My thanks are due to the generous policy of Tyndale Bulletin for allowing me to post a link to a scholarly article that appears in the most recent issue. The article is entitled:
Monotheism and the Language of Divine Plurality in the Hebrew Bible and the Dead Sea Scrolls
More chunky divine council goodness — this time including the Dead Sea Scrolls! Here’s the abstract:
Most Hebrew Bible scholars believe that Israelite religion evolved from polytheism to monotheism, an evolution in which the biblical writers participated. The dominant version of this consensus is that this religious evolution culminated by the end of the exile or shortly thereafter. A minority perspective places the evolutionary end point later. At issue is the presence of the language of divine plurality, positive references to other gods (אֱלֹהִים or אֵלִים) under YHWH’s authority, in Jewish religious texts composed during and after the Second Temple period. This article surveys the language of divine plurality in the Hebrew Bible and the sectarian literature at Qumran to show its conceptual continuity and longevity, and rejects the notion that it is incongruent with a belief in the uniqueness of YHWH.

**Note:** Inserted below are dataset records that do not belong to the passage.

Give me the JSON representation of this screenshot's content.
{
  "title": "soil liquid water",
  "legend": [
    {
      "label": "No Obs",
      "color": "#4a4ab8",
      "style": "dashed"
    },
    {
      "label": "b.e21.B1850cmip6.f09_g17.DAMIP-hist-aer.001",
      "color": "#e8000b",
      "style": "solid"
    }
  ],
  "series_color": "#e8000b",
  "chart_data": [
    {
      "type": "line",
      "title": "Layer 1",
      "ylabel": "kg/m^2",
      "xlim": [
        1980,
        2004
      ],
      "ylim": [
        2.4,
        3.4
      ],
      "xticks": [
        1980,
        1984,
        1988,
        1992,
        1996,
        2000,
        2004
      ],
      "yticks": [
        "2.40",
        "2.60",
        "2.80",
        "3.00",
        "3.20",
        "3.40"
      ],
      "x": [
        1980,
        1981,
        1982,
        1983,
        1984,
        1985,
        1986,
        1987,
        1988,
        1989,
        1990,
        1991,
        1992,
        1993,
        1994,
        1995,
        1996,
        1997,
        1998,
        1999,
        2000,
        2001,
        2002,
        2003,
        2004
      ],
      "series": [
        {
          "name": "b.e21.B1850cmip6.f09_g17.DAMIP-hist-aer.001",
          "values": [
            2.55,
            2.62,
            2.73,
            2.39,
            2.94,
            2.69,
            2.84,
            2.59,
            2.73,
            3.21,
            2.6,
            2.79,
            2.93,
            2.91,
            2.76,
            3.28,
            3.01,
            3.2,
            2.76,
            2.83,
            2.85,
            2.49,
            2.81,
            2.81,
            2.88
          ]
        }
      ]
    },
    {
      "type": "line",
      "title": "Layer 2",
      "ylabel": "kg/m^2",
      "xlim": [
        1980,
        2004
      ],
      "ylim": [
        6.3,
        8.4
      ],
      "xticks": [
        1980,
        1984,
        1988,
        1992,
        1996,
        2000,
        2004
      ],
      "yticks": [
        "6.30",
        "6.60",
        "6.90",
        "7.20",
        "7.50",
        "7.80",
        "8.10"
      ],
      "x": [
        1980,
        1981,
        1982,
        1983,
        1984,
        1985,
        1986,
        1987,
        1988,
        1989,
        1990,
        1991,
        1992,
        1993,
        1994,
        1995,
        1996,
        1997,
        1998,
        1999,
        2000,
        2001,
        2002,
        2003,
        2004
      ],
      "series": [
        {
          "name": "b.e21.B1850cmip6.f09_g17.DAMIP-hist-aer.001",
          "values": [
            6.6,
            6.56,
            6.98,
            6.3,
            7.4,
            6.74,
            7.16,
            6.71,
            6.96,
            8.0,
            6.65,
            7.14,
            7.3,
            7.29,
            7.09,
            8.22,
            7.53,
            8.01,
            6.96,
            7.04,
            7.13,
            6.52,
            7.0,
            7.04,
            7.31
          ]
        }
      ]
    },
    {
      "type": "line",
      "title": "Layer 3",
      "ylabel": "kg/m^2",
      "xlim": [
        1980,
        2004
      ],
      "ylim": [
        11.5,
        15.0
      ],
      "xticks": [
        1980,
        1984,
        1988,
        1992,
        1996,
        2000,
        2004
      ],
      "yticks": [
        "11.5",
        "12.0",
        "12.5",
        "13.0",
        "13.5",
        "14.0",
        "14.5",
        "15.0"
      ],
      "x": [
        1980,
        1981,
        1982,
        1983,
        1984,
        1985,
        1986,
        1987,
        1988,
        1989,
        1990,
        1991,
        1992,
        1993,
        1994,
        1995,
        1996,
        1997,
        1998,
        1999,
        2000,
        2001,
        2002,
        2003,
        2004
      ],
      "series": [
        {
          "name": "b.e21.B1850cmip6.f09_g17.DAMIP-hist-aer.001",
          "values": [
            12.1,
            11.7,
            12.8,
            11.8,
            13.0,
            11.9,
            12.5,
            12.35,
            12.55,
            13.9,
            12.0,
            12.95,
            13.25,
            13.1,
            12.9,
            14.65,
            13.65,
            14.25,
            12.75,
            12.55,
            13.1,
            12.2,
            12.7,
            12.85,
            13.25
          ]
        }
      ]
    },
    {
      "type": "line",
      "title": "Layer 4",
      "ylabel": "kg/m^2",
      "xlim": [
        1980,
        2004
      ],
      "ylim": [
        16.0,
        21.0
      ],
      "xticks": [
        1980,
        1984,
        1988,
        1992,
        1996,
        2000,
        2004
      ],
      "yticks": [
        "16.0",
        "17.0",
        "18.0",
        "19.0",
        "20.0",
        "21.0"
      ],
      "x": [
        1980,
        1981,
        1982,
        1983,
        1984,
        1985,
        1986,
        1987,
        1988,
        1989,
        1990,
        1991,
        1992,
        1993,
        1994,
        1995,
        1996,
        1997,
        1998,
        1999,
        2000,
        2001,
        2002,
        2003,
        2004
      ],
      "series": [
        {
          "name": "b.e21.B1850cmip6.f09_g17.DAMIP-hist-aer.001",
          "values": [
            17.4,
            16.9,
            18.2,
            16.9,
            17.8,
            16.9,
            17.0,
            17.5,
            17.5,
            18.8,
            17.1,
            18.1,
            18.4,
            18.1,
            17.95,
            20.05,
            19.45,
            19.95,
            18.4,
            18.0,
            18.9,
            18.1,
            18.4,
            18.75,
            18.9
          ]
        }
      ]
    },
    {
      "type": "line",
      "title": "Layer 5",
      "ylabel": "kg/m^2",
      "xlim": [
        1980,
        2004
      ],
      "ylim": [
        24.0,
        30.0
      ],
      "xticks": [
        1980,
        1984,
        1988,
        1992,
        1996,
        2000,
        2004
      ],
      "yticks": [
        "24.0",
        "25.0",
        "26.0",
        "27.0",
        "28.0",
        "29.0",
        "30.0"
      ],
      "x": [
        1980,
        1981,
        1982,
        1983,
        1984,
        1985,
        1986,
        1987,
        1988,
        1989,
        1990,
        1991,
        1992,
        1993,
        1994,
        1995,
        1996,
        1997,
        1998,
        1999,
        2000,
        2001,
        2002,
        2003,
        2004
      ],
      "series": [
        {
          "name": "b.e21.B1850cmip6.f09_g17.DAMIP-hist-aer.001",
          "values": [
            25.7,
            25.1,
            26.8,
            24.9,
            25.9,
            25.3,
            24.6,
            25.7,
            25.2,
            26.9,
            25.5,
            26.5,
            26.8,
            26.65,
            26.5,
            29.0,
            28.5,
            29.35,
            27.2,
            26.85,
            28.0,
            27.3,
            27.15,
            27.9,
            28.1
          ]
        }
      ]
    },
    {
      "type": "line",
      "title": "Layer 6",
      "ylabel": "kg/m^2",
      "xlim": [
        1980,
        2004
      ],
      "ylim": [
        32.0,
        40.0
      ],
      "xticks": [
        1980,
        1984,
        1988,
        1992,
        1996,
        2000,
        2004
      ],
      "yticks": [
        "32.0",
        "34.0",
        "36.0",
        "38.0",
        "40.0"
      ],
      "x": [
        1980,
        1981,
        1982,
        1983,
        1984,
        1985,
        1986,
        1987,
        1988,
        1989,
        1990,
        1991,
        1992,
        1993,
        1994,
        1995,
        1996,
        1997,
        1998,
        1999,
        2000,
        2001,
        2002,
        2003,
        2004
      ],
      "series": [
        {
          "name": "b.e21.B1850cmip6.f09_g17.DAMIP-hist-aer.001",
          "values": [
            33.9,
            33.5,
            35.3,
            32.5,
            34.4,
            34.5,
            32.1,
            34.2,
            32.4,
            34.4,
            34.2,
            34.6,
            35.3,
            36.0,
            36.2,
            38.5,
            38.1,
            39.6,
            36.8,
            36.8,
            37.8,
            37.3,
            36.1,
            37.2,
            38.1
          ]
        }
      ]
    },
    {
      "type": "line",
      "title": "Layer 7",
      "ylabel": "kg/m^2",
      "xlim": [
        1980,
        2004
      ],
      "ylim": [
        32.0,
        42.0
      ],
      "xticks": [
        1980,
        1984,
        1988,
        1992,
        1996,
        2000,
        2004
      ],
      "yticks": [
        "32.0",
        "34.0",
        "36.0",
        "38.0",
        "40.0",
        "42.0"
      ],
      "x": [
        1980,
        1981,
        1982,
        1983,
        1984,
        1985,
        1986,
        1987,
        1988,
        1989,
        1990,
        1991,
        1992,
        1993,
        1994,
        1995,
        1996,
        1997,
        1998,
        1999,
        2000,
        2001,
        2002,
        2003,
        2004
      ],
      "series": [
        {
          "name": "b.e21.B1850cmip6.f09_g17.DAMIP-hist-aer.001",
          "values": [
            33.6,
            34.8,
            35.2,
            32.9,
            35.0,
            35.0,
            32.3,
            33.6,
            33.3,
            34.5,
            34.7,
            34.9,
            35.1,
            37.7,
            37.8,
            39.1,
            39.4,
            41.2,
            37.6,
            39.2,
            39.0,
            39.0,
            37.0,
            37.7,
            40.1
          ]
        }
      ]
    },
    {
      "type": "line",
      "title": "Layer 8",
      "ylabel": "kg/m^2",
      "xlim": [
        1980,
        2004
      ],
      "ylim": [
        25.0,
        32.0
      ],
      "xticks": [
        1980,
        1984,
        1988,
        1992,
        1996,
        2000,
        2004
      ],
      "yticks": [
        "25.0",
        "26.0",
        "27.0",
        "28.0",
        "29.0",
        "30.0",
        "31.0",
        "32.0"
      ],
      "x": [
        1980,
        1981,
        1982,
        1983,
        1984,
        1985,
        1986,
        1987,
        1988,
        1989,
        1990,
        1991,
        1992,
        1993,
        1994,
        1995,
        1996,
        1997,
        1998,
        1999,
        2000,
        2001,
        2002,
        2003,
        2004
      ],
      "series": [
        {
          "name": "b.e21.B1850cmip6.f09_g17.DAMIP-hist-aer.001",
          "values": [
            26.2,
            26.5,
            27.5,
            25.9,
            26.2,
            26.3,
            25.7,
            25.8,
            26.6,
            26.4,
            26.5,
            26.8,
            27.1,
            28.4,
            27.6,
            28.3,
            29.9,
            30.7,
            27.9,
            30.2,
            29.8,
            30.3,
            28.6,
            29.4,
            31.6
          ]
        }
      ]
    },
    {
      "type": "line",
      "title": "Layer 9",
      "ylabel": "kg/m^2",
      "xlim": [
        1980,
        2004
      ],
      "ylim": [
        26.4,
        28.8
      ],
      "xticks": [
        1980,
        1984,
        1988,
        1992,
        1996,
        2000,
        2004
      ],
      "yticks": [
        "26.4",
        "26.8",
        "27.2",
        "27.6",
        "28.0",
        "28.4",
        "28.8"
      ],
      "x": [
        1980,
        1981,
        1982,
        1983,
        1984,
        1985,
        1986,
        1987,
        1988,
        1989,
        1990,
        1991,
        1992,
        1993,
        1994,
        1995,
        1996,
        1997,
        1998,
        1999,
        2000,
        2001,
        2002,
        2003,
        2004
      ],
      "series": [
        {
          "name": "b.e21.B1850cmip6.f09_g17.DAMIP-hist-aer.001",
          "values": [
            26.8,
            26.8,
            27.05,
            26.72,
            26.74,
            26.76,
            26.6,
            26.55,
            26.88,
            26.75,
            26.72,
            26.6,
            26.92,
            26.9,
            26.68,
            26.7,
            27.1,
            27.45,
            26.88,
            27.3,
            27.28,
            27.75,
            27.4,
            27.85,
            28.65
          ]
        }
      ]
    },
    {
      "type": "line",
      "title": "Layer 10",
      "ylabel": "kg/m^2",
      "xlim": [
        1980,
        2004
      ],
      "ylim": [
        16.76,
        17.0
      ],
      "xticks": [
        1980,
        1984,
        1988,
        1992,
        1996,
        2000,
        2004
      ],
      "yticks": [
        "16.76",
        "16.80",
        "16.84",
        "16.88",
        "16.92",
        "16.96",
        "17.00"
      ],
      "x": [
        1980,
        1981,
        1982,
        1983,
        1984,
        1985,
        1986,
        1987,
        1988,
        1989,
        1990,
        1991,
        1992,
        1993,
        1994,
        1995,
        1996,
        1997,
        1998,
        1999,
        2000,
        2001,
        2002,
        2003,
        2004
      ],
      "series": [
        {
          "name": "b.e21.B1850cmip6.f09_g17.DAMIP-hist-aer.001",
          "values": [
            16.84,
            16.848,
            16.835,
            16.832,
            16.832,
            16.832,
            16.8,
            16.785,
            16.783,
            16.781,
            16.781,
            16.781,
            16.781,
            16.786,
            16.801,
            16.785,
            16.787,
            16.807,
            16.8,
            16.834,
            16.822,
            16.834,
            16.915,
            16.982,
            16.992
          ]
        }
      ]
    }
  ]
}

I’m always directing readers and students to the scholarly journal literature, but that’s often kept out of reach by policy. Tyndale Bulletin is a welcome exception.
Thanks! Looking forward to reading it!
Sometimes saying thank you just doesn’t say enough regarding everything you provide for people to pursue. My intention is not to make you feel uncomfortable,so I hope you don’t. Nevertheless, an eternal thank you for everything!!
thanks – I don’t mind, though it’s uncomfortable in “real time” (and it beats the hate mail).
I enjoyed reading the article. I imagine that folks who themselves are monotheists would like to ignore the material you surveyed or sanitize it. There is a bit of material in the OT that troublesome, like the watchers/nephilim pericope. I think maybe that was included in the OT to discredit the theology (origination of evil) in the book of Enoch.
Well, I’m a monotheist, but my point is the way we talk about that isn’t adequate with respect to biblical terminology. In other words, it’s a mistake to use the term elohim to speak of monotheism or polytheism. We need to describe what the terms mean, not assume a modern use of them = what they mean.